Earnings on ABLE funds are tax-free if used for “qualified disability expenses” that are related to the eligible individual’s blindness or disability to include: education, housing, transportation, employment training and support, assistive technology and personal support services, health, prevention and wellness, financial management and administrative services, legal fees, expenses for oversight and monitoring, funeral and burial expenses.

The primary benefit to people with disabilities is that funds in ABLE accounts are not countable assets for the purpose of qualifying for means tested government benefits, such as Medi-Cal or SSI, which limit a person’s assets to $2,000. For ABLE account holders receiving SSI, their SSI benefits will be suspended if their ABLE exceeds $100,000 and reinstated if the balance falls below $100,000. For California ABLE account holders receiving Medi-Cal, their Medi-Cal benefits will be terminated if their ABLE account exceeds $371,000.

Anyone can contribute to an ABLE account, but total contributions to an ABLE account cannot exceed $14,000 per year. And, no, you cannot get around the contribution limit by opening up another ABLE account – an eligible person may only have one (1) ABLE account.

These ABLE accounts sound like a great way for the accumulation of assets for a disabled individual’s health, education, support, and maintenance beyond the $2,000 threshold for SSI, Medi-Cal, and other means tested government benefits. What are the potential drawbacks?

When an ABLE account holder dies, his or her ABLE account is not protected from Medi-Cal recovery. Unlike assets held in a properly drafted Special Needs Trust, any assets in an ABLE remaining after the account holder’s death will be seized by the state to pay for Medi-Cal benefits received. A properly drafted Special Needs Trust avoids this problem because assets in a Special Needs Trust are not owned by the Medi-Cal recipient, and are therefore protected from state seizure after the death of the beneficiary of the Special Needs Trust.

ABLE accounts fill a much needed gap between restricting an individual with special needs to a life of never being allowed to have more than $2,000 and being the beneficiary of a Special Needs Trust with significant held for their health, education, support, and maintenance. The current $2,000 asset cap was put in place in 1989, and has not been adjusted for inflation. In 1989, $2,000 had the same buying power as $3,840 does in 2016.

Back in the real world, the target demographic who would benefit most from having an ABLE account are likely to need more than $14,000 per year in assistance. Once again, a traditional Special Needs Trust may be a better option as such trusts can hold unlimited amounts of assets and may receive unlimited contributions from anyone other than the beneficiary.
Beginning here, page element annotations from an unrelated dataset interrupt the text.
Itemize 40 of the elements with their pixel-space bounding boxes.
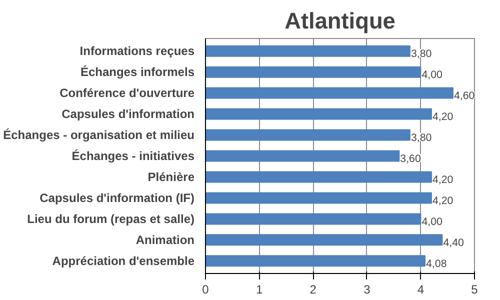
y-tick-label: Conférence d'ouverture — [60, 86, 195, 100]
y-tick-label: Appréciation d'ensemble — [52, 254, 195, 268]
bar — [206, 45, 410, 57]
bar — [206, 150, 400, 162]
data-label: 3,80 — [410, 48, 432, 60]
y-tick-label: Lieu du forum (repas et salle) — [27, 212, 195, 226]
data-label: 4,20 — [432, 174, 454, 186]
x-tick-label: 5 — [471, 282, 478, 296]
data-label: 4,08 — [426, 258, 447, 270]
x-tick-label: 3 — [364, 282, 371, 296]
y-tick-label: Plénière — [148, 170, 195, 184]
bar — [206, 192, 432, 204]
x-tick-label: 2 — [310, 282, 317, 296]
bar — [206, 108, 432, 120]
chart-title: Atlantique — [284, 8, 396, 34]
y-tick-label: Capsules d'information (IF) — [40, 190, 195, 205]
y-tick-label: Échanges informels — [80, 65, 195, 80]
y-tick-label: Capsules d'information — [62, 107, 195, 122]
y-tick-label: Échanges - initiatives — [72, 149, 195, 163]
bar — [206, 66, 422, 78]
bar — [206, 234, 443, 246]
y-tick-label: Échanges - organisation et milieu — [3, 128, 194, 142]
data-label: 4,20 — [432, 111, 454, 124]
bar — [206, 255, 426, 267]
data-label: 3,60 — [400, 153, 421, 165]
bar — [206, 171, 432, 183]
y-tick-label: Animation — [136, 232, 195, 247]
bar — [206, 129, 410, 141]
data-label: 4,00 — [422, 216, 443, 228]
data-label: 4,60 — [454, 90, 475, 102]
bar — [206, 213, 422, 225]
y-tick-label: Informations reçues — [80, 44, 195, 58]
data-label: 4,00 — [422, 69, 443, 82]
data-label: 3,80 — [410, 132, 432, 144]
data-label: 4,20 — [432, 194, 454, 207]
x-tick-label: 4 — [417, 282, 424, 296]
data-label: 4,40 — [443, 236, 464, 249]
x-tick-label: 0 — [202, 282, 210, 296]
x-tick-label: 1 — [256, 282, 263, 296]
bar — [206, 87, 454, 99]
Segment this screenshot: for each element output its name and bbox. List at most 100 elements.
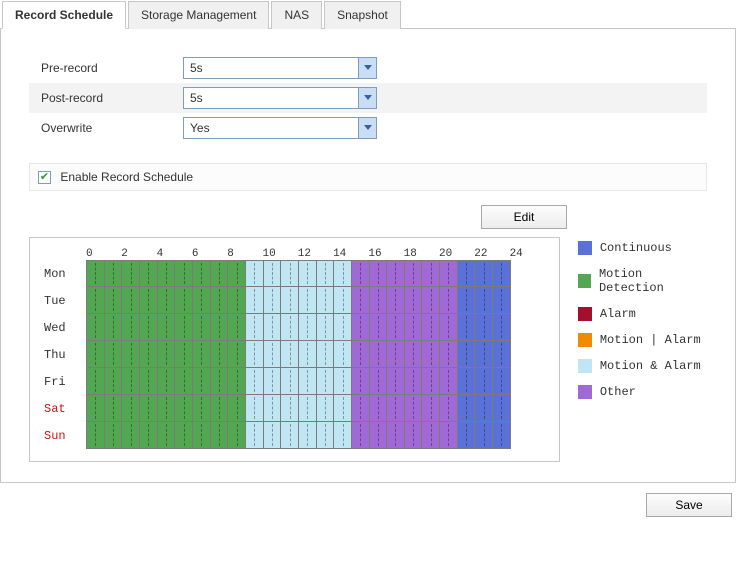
cell[interactable] bbox=[87, 368, 105, 395]
cell[interactable] bbox=[264, 287, 282, 314]
cell[interactable] bbox=[175, 260, 193, 287]
cell[interactable] bbox=[87, 260, 105, 287]
save-button[interactable]: Save bbox=[646, 493, 732, 517]
cell[interactable] bbox=[370, 395, 388, 422]
cell[interactable] bbox=[87, 422, 105, 449]
cell[interactable] bbox=[246, 395, 264, 422]
cell[interactable] bbox=[175, 287, 193, 314]
cell[interactable] bbox=[264, 314, 282, 341]
cell[interactable] bbox=[211, 422, 229, 449]
cell[interactable] bbox=[370, 260, 388, 287]
cell[interactable] bbox=[281, 287, 299, 314]
cell[interactable] bbox=[405, 260, 423, 287]
tab-snapshot[interactable]: Snapshot bbox=[324, 1, 401, 29]
cell[interactable] bbox=[299, 341, 317, 368]
cell[interactable] bbox=[352, 422, 370, 449]
checkbox-enable[interactable]: ✔ bbox=[38, 171, 51, 184]
cell[interactable] bbox=[228, 260, 246, 287]
cell[interactable] bbox=[317, 260, 335, 287]
cell[interactable] bbox=[405, 422, 423, 449]
select-post-record[interactable]: 5s bbox=[183, 87, 377, 109]
cell[interactable] bbox=[87, 287, 105, 314]
cell[interactable] bbox=[246, 260, 264, 287]
cell[interactable] bbox=[211, 341, 229, 368]
cell[interactable] bbox=[175, 368, 193, 395]
cell[interactable] bbox=[493, 260, 511, 287]
cell[interactable] bbox=[158, 395, 176, 422]
cell[interactable] bbox=[281, 422, 299, 449]
cell[interactable] bbox=[493, 368, 511, 395]
cell[interactable] bbox=[122, 341, 140, 368]
cell[interactable] bbox=[193, 314, 211, 341]
cell[interactable] bbox=[228, 368, 246, 395]
cell[interactable] bbox=[122, 287, 140, 314]
cell[interactable] bbox=[175, 422, 193, 449]
cell[interactable] bbox=[175, 314, 193, 341]
tab-nas[interactable]: NAS bbox=[271, 1, 322, 29]
cell[interactable] bbox=[105, 314, 123, 341]
cell[interactable] bbox=[458, 287, 476, 314]
cell[interactable] bbox=[352, 368, 370, 395]
cell[interactable] bbox=[352, 395, 370, 422]
select-pre-record[interactable]: 5s bbox=[183, 57, 377, 79]
cell[interactable] bbox=[422, 341, 440, 368]
cell[interactable] bbox=[246, 341, 264, 368]
cell[interactable] bbox=[228, 422, 246, 449]
cell[interactable] bbox=[246, 368, 264, 395]
cell[interactable] bbox=[246, 422, 264, 449]
cell[interactable] bbox=[158, 287, 176, 314]
cell[interactable] bbox=[387, 395, 405, 422]
cell[interactable] bbox=[370, 287, 388, 314]
cell[interactable] bbox=[193, 368, 211, 395]
cell[interactable] bbox=[264, 341, 282, 368]
cell[interactable] bbox=[140, 341, 158, 368]
cell[interactable] bbox=[475, 314, 493, 341]
cell[interactable] bbox=[352, 287, 370, 314]
cell[interactable] bbox=[211, 395, 229, 422]
cell[interactable] bbox=[334, 341, 352, 368]
cell[interactable] bbox=[122, 422, 140, 449]
cell[interactable] bbox=[352, 341, 370, 368]
cell[interactable] bbox=[281, 395, 299, 422]
cell[interactable] bbox=[458, 368, 476, 395]
cell[interactable] bbox=[87, 341, 105, 368]
cell[interactable] bbox=[334, 314, 352, 341]
cell[interactable] bbox=[193, 422, 211, 449]
edit-button[interactable]: Edit bbox=[481, 205, 567, 229]
cell[interactable] bbox=[158, 368, 176, 395]
cell[interactable] bbox=[405, 341, 423, 368]
cell[interactable] bbox=[105, 422, 123, 449]
cell[interactable] bbox=[211, 260, 229, 287]
cell[interactable] bbox=[246, 287, 264, 314]
cell[interactable] bbox=[387, 422, 405, 449]
cell[interactable] bbox=[352, 314, 370, 341]
cell[interactable] bbox=[158, 260, 176, 287]
cell[interactable] bbox=[228, 314, 246, 341]
cell[interactable] bbox=[281, 314, 299, 341]
cell[interactable] bbox=[458, 260, 476, 287]
cell[interactable] bbox=[370, 422, 388, 449]
cell[interactable] bbox=[334, 368, 352, 395]
cell[interactable] bbox=[475, 287, 493, 314]
cell[interactable] bbox=[140, 260, 158, 287]
cell[interactable] bbox=[317, 422, 335, 449]
cell[interactable] bbox=[405, 395, 423, 422]
cell[interactable] bbox=[387, 314, 405, 341]
cell[interactable] bbox=[317, 287, 335, 314]
cell[interactable] bbox=[299, 260, 317, 287]
cell[interactable] bbox=[475, 260, 493, 287]
cell[interactable] bbox=[458, 395, 476, 422]
cell[interactable] bbox=[458, 341, 476, 368]
cell[interactable] bbox=[122, 260, 140, 287]
cell[interactable] bbox=[352, 260, 370, 287]
cell[interactable] bbox=[475, 395, 493, 422]
cell[interactable] bbox=[387, 260, 405, 287]
cell[interactable] bbox=[370, 341, 388, 368]
cell[interactable] bbox=[493, 341, 511, 368]
cell[interactable] bbox=[422, 314, 440, 341]
cell[interactable] bbox=[422, 395, 440, 422]
tab-record-schedule[interactable]: Record Schedule bbox=[2, 1, 126, 29]
cell[interactable] bbox=[299, 314, 317, 341]
cell[interactable] bbox=[387, 341, 405, 368]
cell[interactable] bbox=[317, 314, 335, 341]
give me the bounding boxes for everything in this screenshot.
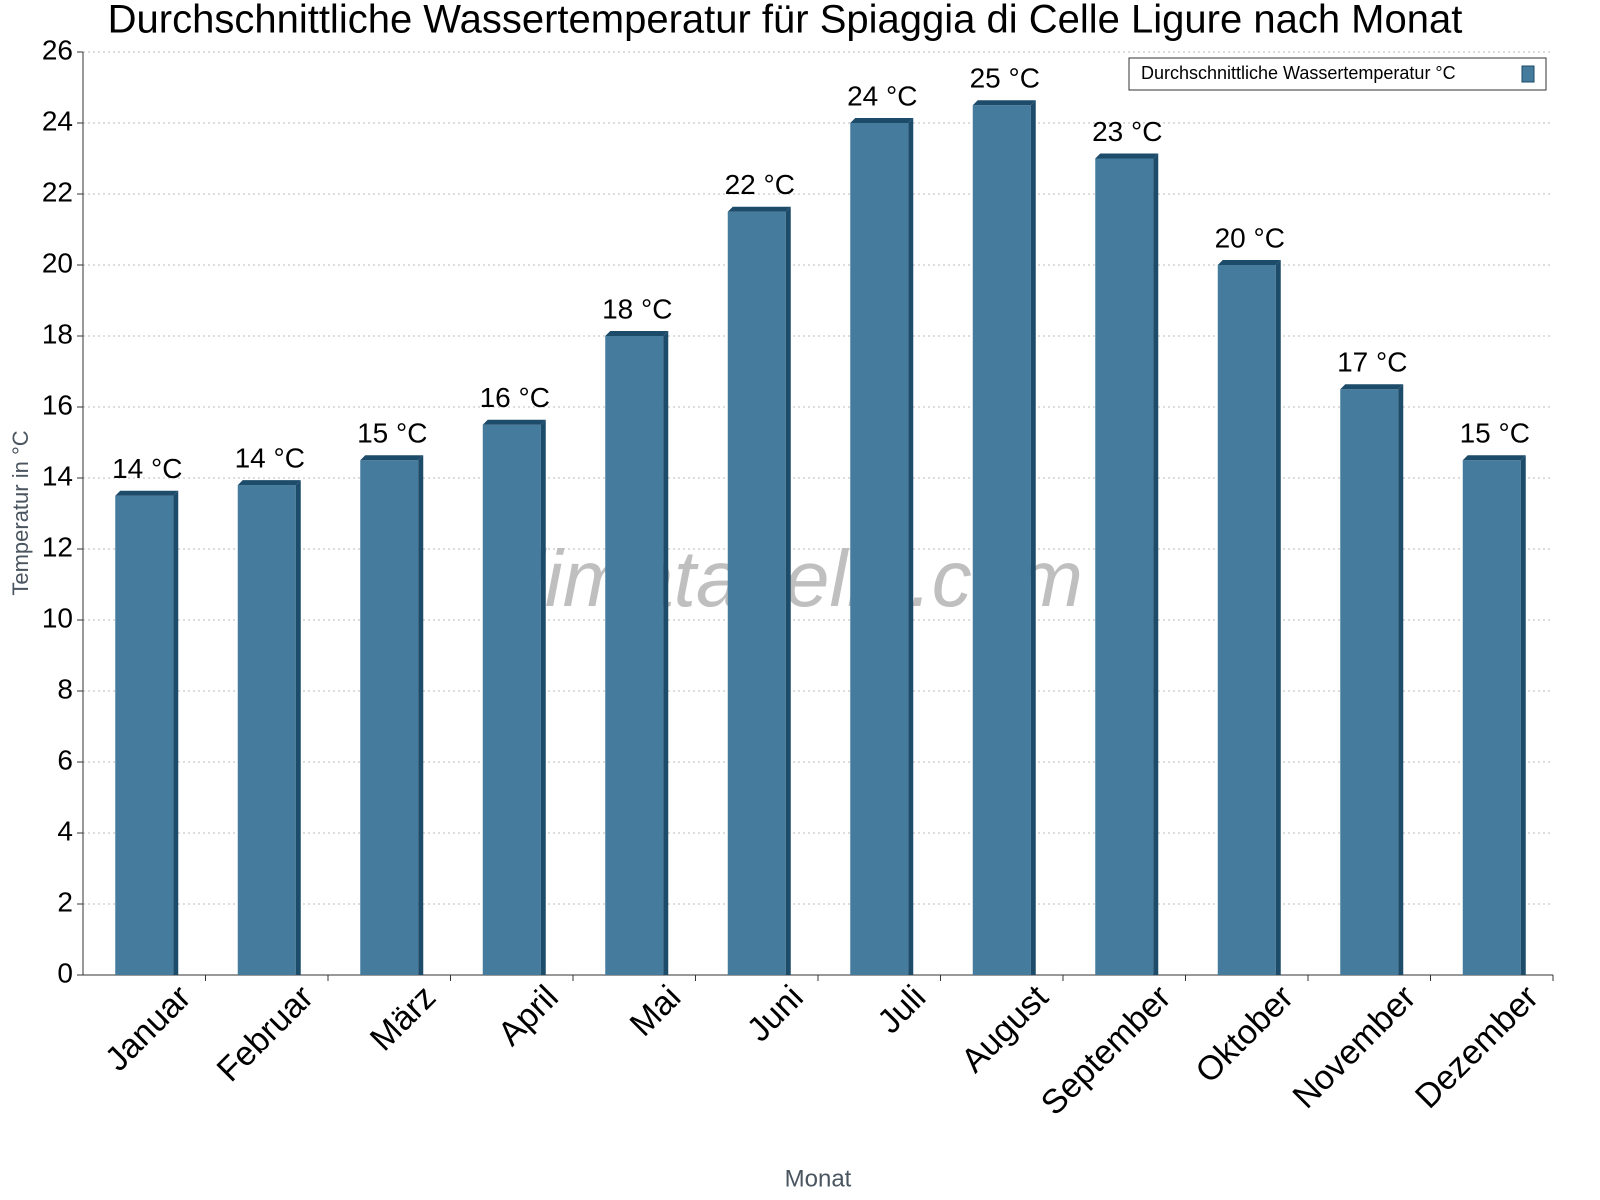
bar-face — [727, 211, 786, 975]
bar-side — [173, 490, 179, 975]
bar-face — [605, 336, 664, 975]
bar — [1340, 384, 1404, 975]
x-tick-label: Februar — [210, 978, 321, 1089]
bar-face — [1462, 460, 1521, 975]
x-tick-label: August — [954, 978, 1056, 1080]
bar-side — [1520, 455, 1526, 975]
bar — [115, 490, 179, 975]
bar-face — [360, 460, 419, 975]
bar — [850, 118, 914, 975]
bar-top — [850, 118, 914, 123]
y-tick-label: 12 — [42, 531, 73, 562]
bar-face — [850, 123, 909, 975]
y-tick-label: 24 — [42, 105, 73, 136]
legend-box — [1128, 57, 1547, 91]
value-label: 17 °C — [1337, 347, 1407, 378]
bar — [605, 331, 669, 975]
bar-side — [1153, 153, 1159, 975]
bar-face — [482, 424, 541, 975]
bar — [360, 455, 424, 975]
bar-side — [295, 480, 301, 975]
bar-side — [1030, 100, 1036, 975]
y-tick-label: 0 — [57, 957, 73, 988]
x-axis-label: Monat — [785, 1165, 852, 1192]
y-tick-label: 22 — [42, 176, 73, 207]
bar-top — [482, 419, 546, 425]
value-label: 22 °C — [725, 169, 795, 200]
bar-top — [1462, 455, 1526, 461]
value-label: 16 °C — [480, 382, 550, 413]
bar-top — [972, 100, 1036, 106]
legend-swatch — [1521, 65, 1535, 83]
bar-side — [785, 206, 791, 975]
value-label: 15 °C — [1460, 418, 1530, 449]
bar-top — [1340, 384, 1404, 390]
bar-side — [1398, 384, 1404, 975]
x-tick-label: Mai — [623, 978, 689, 1044]
bar-face — [1217, 265, 1276, 975]
x-tick-label: Oktober — [1188, 978, 1300, 1090]
y-tick-label: 18 — [42, 318, 73, 349]
bar-top — [1095, 153, 1159, 159]
bar — [1217, 260, 1281, 975]
x-tick-label: September — [1034, 978, 1178, 1122]
bar — [482, 419, 546, 975]
legend-label: Durchschnittliche Wassertemperatur °C — [1141, 63, 1456, 83]
bar-top — [115, 490, 179, 496]
x-tick-label: März — [363, 978, 443, 1058]
bar — [237, 480, 301, 975]
value-label: 25 °C — [970, 63, 1040, 94]
value-label: 14 °C — [112, 453, 182, 484]
x-tick-label: Januar — [98, 978, 198, 1078]
y-tick-label: 2 — [57, 886, 73, 917]
y-tick-label: 6 — [57, 744, 73, 775]
value-label: 14 °C — [235, 442, 305, 473]
bar-side — [418, 455, 424, 975]
y-tick-label: 8 — [57, 673, 73, 704]
value-label: 15 °C — [357, 418, 427, 449]
x-tick-label: April — [491, 978, 566, 1053]
chart-title: Durchschnittliche Wassertemperatur für S… — [108, 0, 1463, 42]
bar-face — [237, 485, 296, 975]
x-tick-label: November — [1285, 978, 1423, 1116]
bar — [1095, 153, 1159, 975]
bar-face — [1095, 158, 1154, 975]
bar-side — [908, 118, 914, 975]
bar-side — [663, 331, 669, 975]
y-tick-label: 4 — [57, 815, 73, 846]
bar-top — [727, 206, 791, 212]
value-label: 20 °C — [1215, 222, 1285, 253]
bar-face — [972, 105, 1031, 975]
y-tick-label: 20 — [42, 247, 73, 278]
bar-top — [360, 455, 424, 461]
bar — [727, 206, 791, 975]
bar — [972, 100, 1036, 975]
bar-face — [1340, 389, 1399, 975]
bar-top — [237, 480, 301, 486]
value-label: 18 °C — [602, 293, 672, 324]
y-tick-label: 10 — [42, 602, 73, 633]
y-tick-label: 14 — [42, 460, 73, 491]
y-tick-label: 16 — [42, 389, 73, 420]
value-label: 24 °C — [847, 80, 917, 111]
bar-side — [540, 419, 546, 975]
x-tick-label: Juni — [740, 978, 811, 1049]
x-tick-label: Juli — [870, 978, 933, 1041]
y-tick-label: 26 — [42, 34, 73, 65]
y-axis-label: Temperatur in °C — [8, 430, 33, 595]
x-tick-label: Dezember — [1408, 978, 1546, 1116]
bar-top — [1217, 260, 1281, 265]
bar-top — [605, 331, 669, 336]
bar-face — [115, 495, 174, 975]
bar — [1462, 455, 1526, 975]
value-label: 23 °C — [1092, 116, 1162, 147]
bar-side — [1275, 260, 1281, 975]
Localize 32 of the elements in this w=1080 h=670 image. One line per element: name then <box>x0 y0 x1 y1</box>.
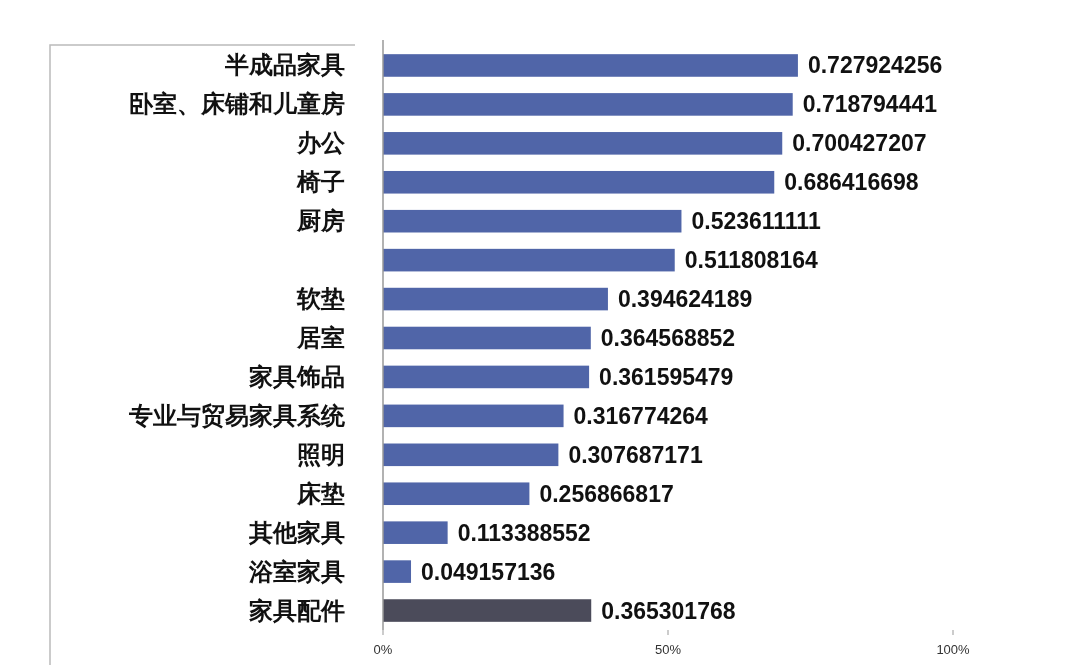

Funds held in ABLE accounts may only be used for a very specific set of qualified disability expenses, otherwise distributions lose their tax advantaged status and are slammed with a 10% federal penalty and a 2.5% California state penalty. Furthermore, “qualified disability expenses” are subject to change at the whims of Congress. Funds held in a Special Needs Trust may be used for any expense. The only potential drawback is that certain distributions from a Special Needs Trust may reduce or eliminate SSI or Medi-Cal eligibility.

ABLE accounts do serve some utility in promoting self-sufficiency among people who benefit from SSI and Medi-Cal. If a recipient of those programs has an ABLE account, they need not worry about having more than $2,000 in assets and losing their public benefits. Having access to a savings account that does not count toward the overall asset limit would help otherwise disadvantaged people gain a sense of control over their personal economic situation.

While ABLE accounts are not a replacement for the time-tested Special Needs Trust, they are a useful addition to the estate planner’s toolbox and should not be overlooked when advising clients with beneficiaries who have special needs.